There are three levels of wastewater treatment: primary, secondary, and tertiary (or advanced). Primary treatment removes about 60 percent of total suspended solids and about 35 percent of BOD; dissolved impurities are not removed. It is usually used as a first step before secondary treatment. Secondary treatment removes more than 85 percent of both suspended solids and Biochemical Oxygen Demand. A minimum level of secondary treatment is usually required in developed countries. When more than 85 percent of total solids and BOD must be removed, or when dissolved nitrate and phosphate levels must be reduced, tertiary treatment methods are used. Tertiary processes can remove more than 99 percent of all the impurities from sewage, producing an effluent of almost drinking-water quality. Tertiary treatment can be very expensive, often doubling the cost of secondary treatment.
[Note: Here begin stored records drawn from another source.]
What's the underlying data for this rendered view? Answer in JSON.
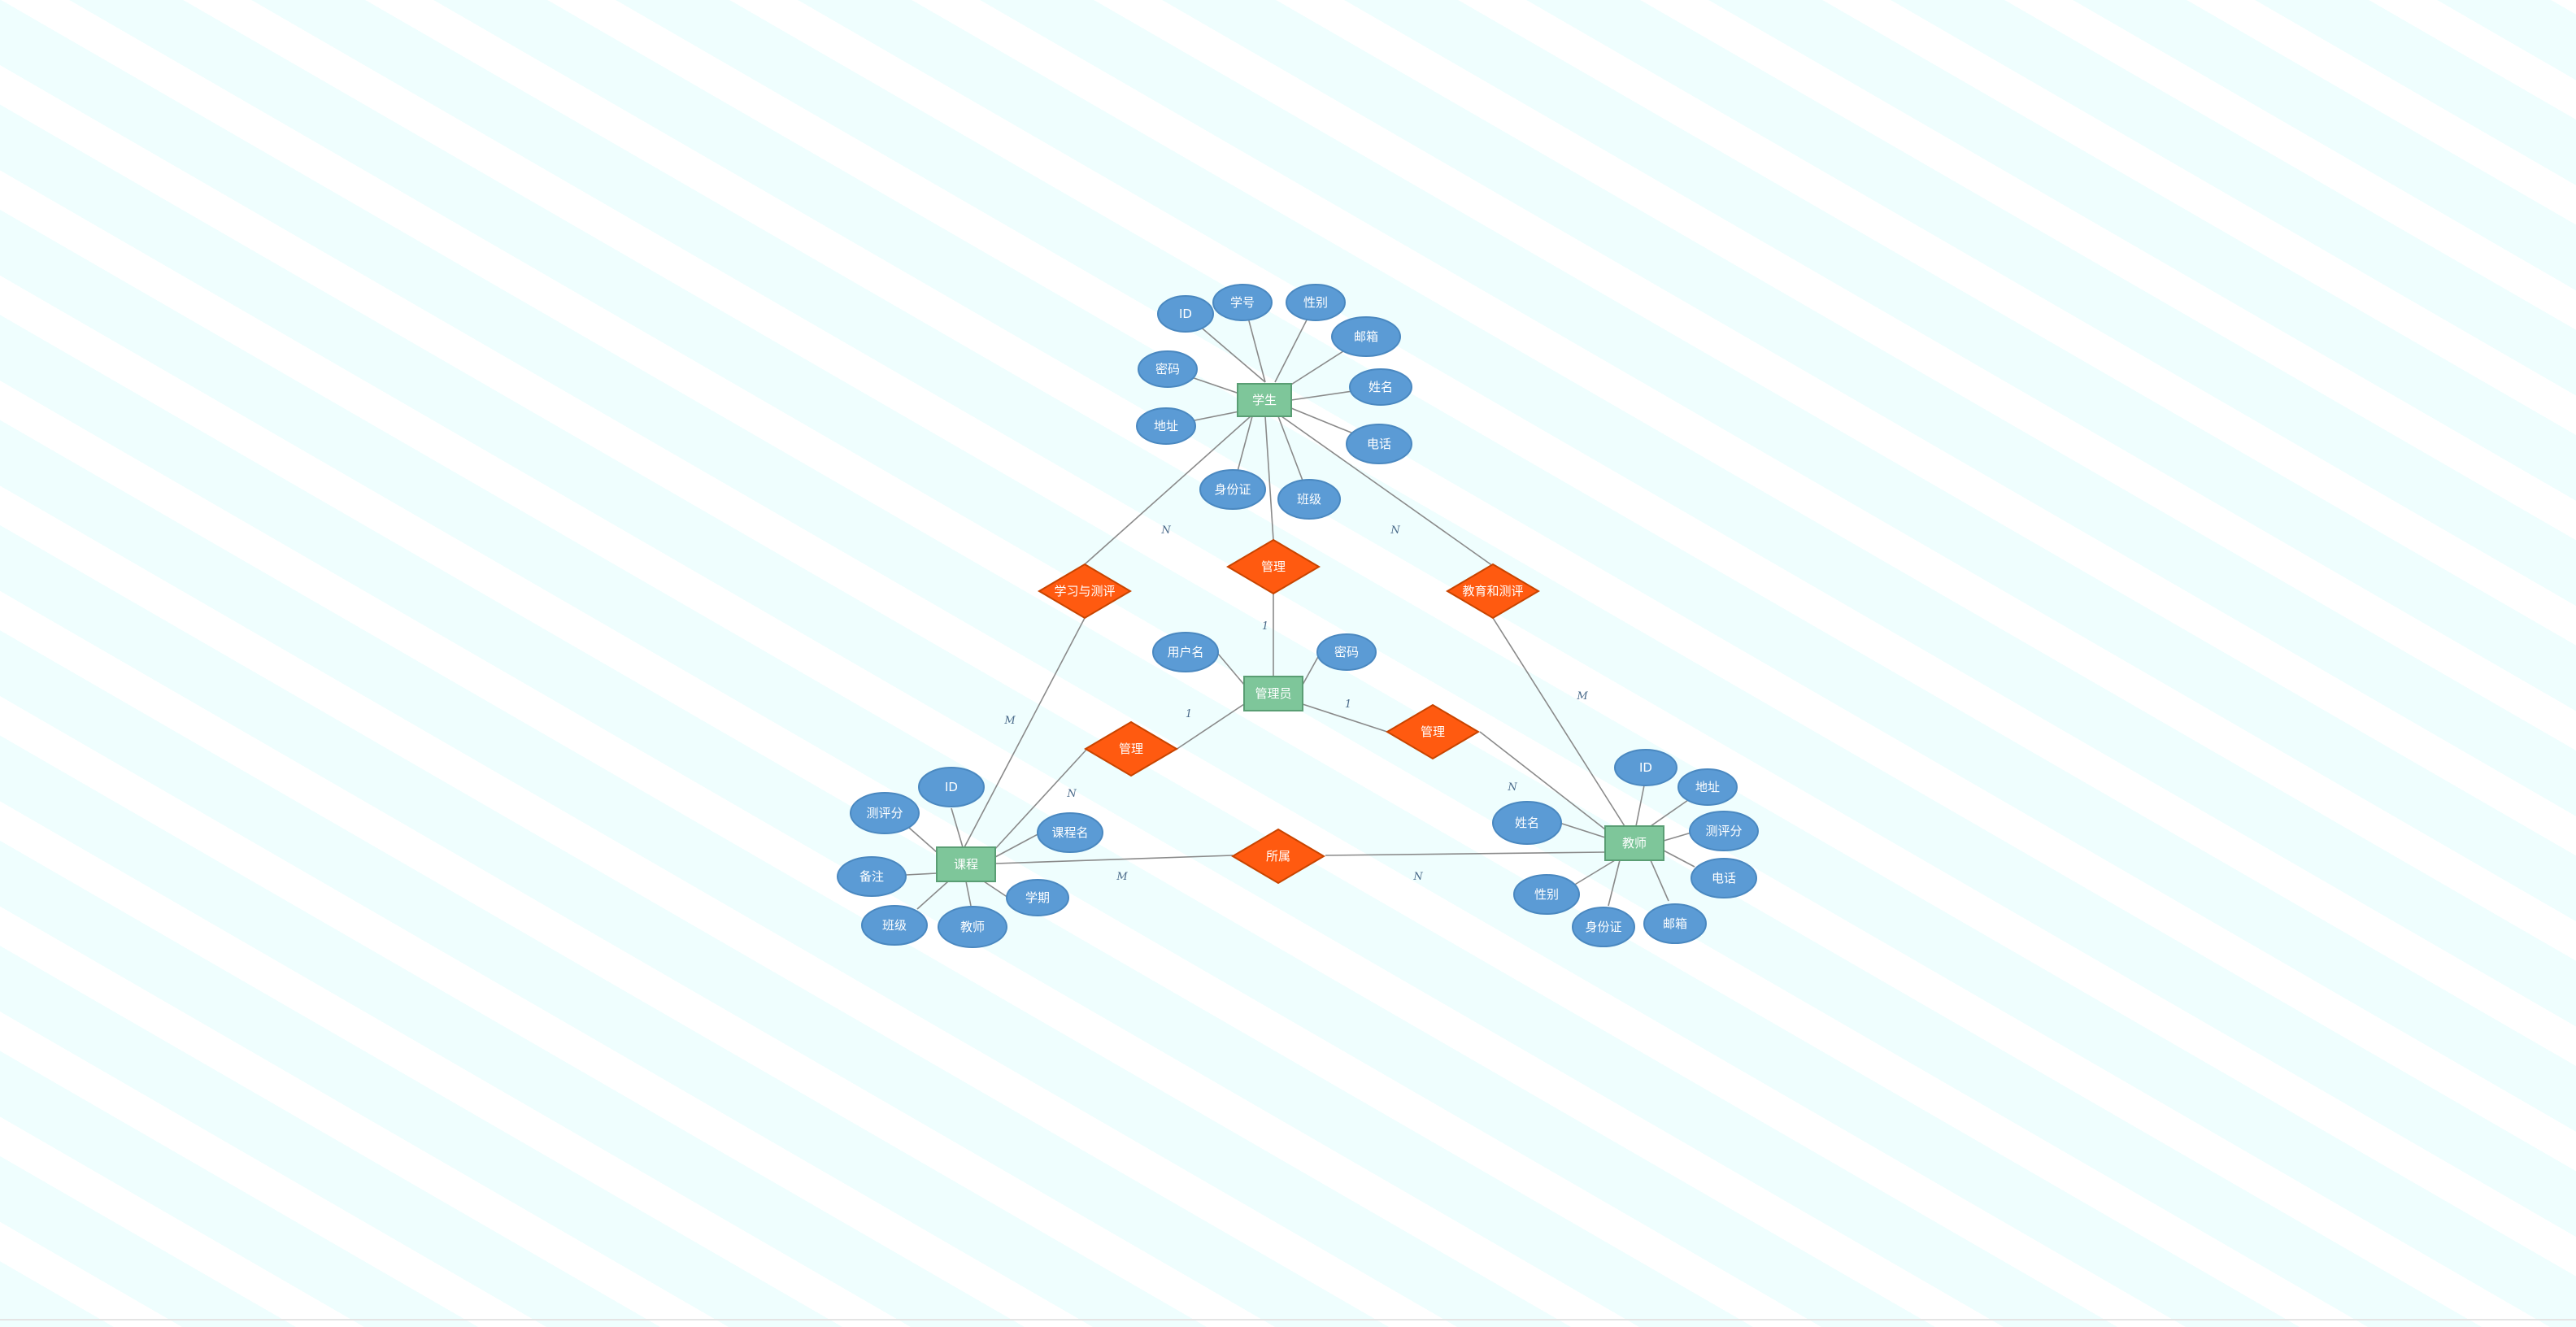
{
  "diagram": {
    "type": "er-diagram",
    "colors": {
      "entity": "#7ec69a",
      "attribute": "#5b9bd5",
      "relationship": "#ff5a10",
      "connector": "#8a8a8a",
      "background": "#f0ffff"
    },
    "entities": [
      {
        "id": "student",
        "label": "学生"
      },
      {
        "id": "admin",
        "label": "管理员"
      },
      {
        "id": "course",
        "label": "课程"
      },
      {
        "id": "teacher",
        "label": "教师"
      }
    ],
    "relationships": [
      {
        "id": "rel-study",
        "label": "学习与测评"
      },
      {
        "id": "rel-manage-student",
        "label": "管理"
      },
      {
        "id": "rel-teach",
        "label": "教育和测评"
      },
      {
        "id": "rel-manage-course",
        "label": "管理"
      },
      {
        "id": "rel-manage-teacher",
        "label": "管理"
      },
      {
        "id": "rel-belong",
        "label": "所属"
      }
    ],
    "attributes": [
      {
        "id": "s-id",
        "label": "ID"
      },
      {
        "id": "s-number",
        "label": "学号"
      },
      {
        "id": "s-gender",
        "label": "性别"
      },
      {
        "id": "s-email",
        "label": "邮箱"
      },
      {
        "id": "s-name",
        "label": "姓名"
      },
      {
        "id": "s-phone",
        "label": "电话"
      },
      {
        "id": "s-class",
        "label": "班级"
      },
      {
        "id": "s-idcard",
        "label": "身份证"
      },
      {
        "id": "s-address",
        "label": "地址"
      },
      {
        "id": "s-password",
        "label": "密码"
      },
      {
        "id": "a-username",
        "label": "用户名"
      },
      {
        "id": "a-password",
        "label": "密码"
      },
      {
        "id": "c-id",
        "label": "ID"
      },
      {
        "id": "c-rating",
        "label": "测评分"
      },
      {
        "id": "c-name",
        "label": "课程名"
      },
      {
        "id": "c-note",
        "label": "备注"
      },
      {
        "id": "c-term",
        "label": "学期"
      },
      {
        "id": "c-class",
        "label": "班级"
      },
      {
        "id": "c-teacher",
        "label": "教师"
      },
      {
        "id": "t-id",
        "label": "ID"
      },
      {
        "id": "t-address",
        "label": "地址"
      },
      {
        "id": "t-name",
        "label": "姓名"
      },
      {
        "id": "t-rating",
        "label": "测评分"
      },
      {
        "id": "t-phone",
        "label": "电话"
      },
      {
        "id": "t-gender",
        "label": "性别"
      },
      {
        "id": "t-idcard",
        "label": "身份证"
      },
      {
        "id": "t-email",
        "label": "邮箱"
      }
    ],
    "cardinalities": [
      {
        "id": "card-student-study",
        "label": "N"
      },
      {
        "id": "card-student-teach",
        "label": "N"
      },
      {
        "id": "card-admin-student",
        "label": "1"
      },
      {
        "id": "card-admin-course",
        "label": "1"
      },
      {
        "id": "card-admin-teacher",
        "label": "1"
      },
      {
        "id": "card-course-study",
        "label": "M"
      },
      {
        "id": "card-course-manage",
        "label": "N"
      },
      {
        "id": "card-teacher-teach",
        "label": "M"
      },
      {
        "id": "card-teacher-manage",
        "label": "N"
      },
      {
        "id": "card-course-belong",
        "label": "M"
      },
      {
        "id": "card-teacher-belong",
        "label": "N"
      }
    ]
  }
}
It is used only under special circumstances.
Disinfection
For all levels of wastewater treatment, the last step prior
to discharge of the sewage effluent into a body of surface water is
disinfection. Disinfection is usually accomplished by mixing the
effluent with chlorine in a contact tank for at least 15
minutes. Because chlorine residuals in the effluent may have
adverse effects on aquatic life, an additional chemical may be added
to dechlorinate the effluent. Ultraviolet radiation, which can
disinfect without leaving any residual in the effluent, is becoming
more competitive with chlorine as a wastewater disinfectant.
The activated sludge treatment system consists of an aeration tank followed by a secondary clarifier. Settled sewage, mixed with fresh sludge that is re-circulated from the secondary clarifier, is introduced into the aeration tank. Compressed air is then injected into the mixture through porous diffusers located at the bottom of the tank. As it bubbles to the surface, the diffused air provides oxygen and a rapid mixing action. Air can also be added by the churning action of mechanical propeller-like mixers located at the tank surface.
Under such oxygenated conditions, micro organisms thrive, forming an active, healthy suspension of biological solids (mostly bacteria) called activated sludge. About six hours of detention is provided in the aeration tank. This gives the microbes enough time to absorb dissolved organics from the sewage, reducing the BOD.